Before TB gets into the weekend in Princeton athletics, he also wants to say something about the Temple-Maine field hockey controversy. By now you've heard about this: the teams were playing on a neutral site at Kent State and were scoreless after one overtime when they were told the game had to be stopped because of fireworks for the football game on the next field.
This was at 10:30 or so in the morning, mind you.
The idea that a Division I field hockey game had to be stopped for this reason is appalling of course, and the optics for Kent State have been terrible. TigerBlog has one question though - who is actually to blame for the fiasco.
If Temple and Maine agreed to play a game at Kent State and nobody from Kent State told them they had to be off the field at a certain time, regardless of the game situation, then Kent State deserves more blame than it's received. That's a terrible way to treat two teams of college athletes who come to your school.
On the other hand, if Kent State did tell them in advance and the teams agreed to play the game at that time anyway, knowing full well that there was a time that the game had to end and therefore that it was possible for the exact situation that unfolded to happen, well, then it's not Kent State's fault.
Simple, right? TB would be curious as to which of those two things happened.
Okay, meanwhile back at Princeton, the weekend will include a pair of home matchups for the field hockey team against nationally ranked opponents, beginning today at 4 against No. 20 Albany. Then it'll be No. 17 Penn State here Sunday.
Princeton is ranked No. 5 in this week's poll, which is probably where you should be if you lose to No. 1 by a goal and beat No. 10 by a goal, right?

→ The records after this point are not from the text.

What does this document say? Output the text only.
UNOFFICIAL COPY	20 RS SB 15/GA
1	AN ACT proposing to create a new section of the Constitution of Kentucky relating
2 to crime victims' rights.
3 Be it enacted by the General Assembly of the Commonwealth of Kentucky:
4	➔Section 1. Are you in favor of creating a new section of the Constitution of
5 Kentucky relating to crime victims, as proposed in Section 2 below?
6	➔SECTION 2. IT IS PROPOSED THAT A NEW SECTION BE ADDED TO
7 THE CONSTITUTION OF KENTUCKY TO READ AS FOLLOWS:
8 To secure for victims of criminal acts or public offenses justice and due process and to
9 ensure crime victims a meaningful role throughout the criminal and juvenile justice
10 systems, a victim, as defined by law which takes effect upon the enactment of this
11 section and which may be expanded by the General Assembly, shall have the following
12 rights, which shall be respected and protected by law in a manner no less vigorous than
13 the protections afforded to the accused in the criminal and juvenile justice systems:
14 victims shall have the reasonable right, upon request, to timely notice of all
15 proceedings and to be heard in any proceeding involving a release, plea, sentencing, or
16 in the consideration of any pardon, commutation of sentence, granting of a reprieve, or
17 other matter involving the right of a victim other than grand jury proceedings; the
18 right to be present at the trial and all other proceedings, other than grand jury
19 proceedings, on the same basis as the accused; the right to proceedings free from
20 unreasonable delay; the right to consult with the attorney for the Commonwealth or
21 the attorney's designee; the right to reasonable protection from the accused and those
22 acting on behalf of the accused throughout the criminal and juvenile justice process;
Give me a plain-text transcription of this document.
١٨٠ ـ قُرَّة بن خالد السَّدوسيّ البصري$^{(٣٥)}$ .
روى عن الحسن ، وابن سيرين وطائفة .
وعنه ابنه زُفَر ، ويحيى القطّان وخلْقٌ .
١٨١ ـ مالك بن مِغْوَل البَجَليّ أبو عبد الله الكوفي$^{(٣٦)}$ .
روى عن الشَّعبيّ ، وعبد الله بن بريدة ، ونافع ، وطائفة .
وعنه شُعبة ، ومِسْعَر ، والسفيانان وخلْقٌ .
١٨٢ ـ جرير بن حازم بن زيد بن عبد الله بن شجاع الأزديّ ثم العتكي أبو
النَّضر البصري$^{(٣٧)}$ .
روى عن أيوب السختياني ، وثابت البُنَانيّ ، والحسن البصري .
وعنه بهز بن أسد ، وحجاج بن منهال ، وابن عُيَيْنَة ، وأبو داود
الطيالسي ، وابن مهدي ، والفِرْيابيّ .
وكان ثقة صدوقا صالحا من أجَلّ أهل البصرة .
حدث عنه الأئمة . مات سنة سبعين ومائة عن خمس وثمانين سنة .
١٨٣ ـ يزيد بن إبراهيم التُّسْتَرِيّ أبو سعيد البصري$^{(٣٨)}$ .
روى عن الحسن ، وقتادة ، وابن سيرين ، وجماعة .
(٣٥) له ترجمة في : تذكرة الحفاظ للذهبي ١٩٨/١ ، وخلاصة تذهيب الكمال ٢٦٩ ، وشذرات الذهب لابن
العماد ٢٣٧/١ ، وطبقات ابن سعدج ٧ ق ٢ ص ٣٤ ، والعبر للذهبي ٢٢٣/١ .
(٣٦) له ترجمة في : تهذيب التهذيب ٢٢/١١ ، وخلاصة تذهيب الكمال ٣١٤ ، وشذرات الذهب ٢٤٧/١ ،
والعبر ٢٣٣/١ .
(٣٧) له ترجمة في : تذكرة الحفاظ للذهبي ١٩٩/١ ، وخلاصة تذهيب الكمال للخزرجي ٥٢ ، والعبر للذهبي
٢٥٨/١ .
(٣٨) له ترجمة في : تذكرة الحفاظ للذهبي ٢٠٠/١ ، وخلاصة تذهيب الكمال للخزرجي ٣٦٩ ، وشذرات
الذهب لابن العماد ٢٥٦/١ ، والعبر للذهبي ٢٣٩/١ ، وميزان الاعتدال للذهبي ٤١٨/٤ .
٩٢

The other two Princeton teams home this weekend are the women's tennis team, which hosts an invitational all weekend, and the men's water polo team, which is doing the same.
The men's water polo team has four games this weekend, and three of those are against Top 15 teams, beginning tonight against No. 13 UC San Diego at 6:15. Up next would be unranked Johns Hopkins tomorrow (10:30), No. 14 Bucknell tomorrow (6) and then No. 15 George Washington Sunday (3:30).
Princeton, by the way, is ranked 12th. It figures to be a very competitive weekend at DeNunzio.
If you're interested in the entire schedule for the weekend, you can find it HERE.
And, of course, come tomorrow at 5, there will be exactly one week until the opening kickoff for the football team, who takes on Butler next Saturday on Powers Field at Princeton Stadium.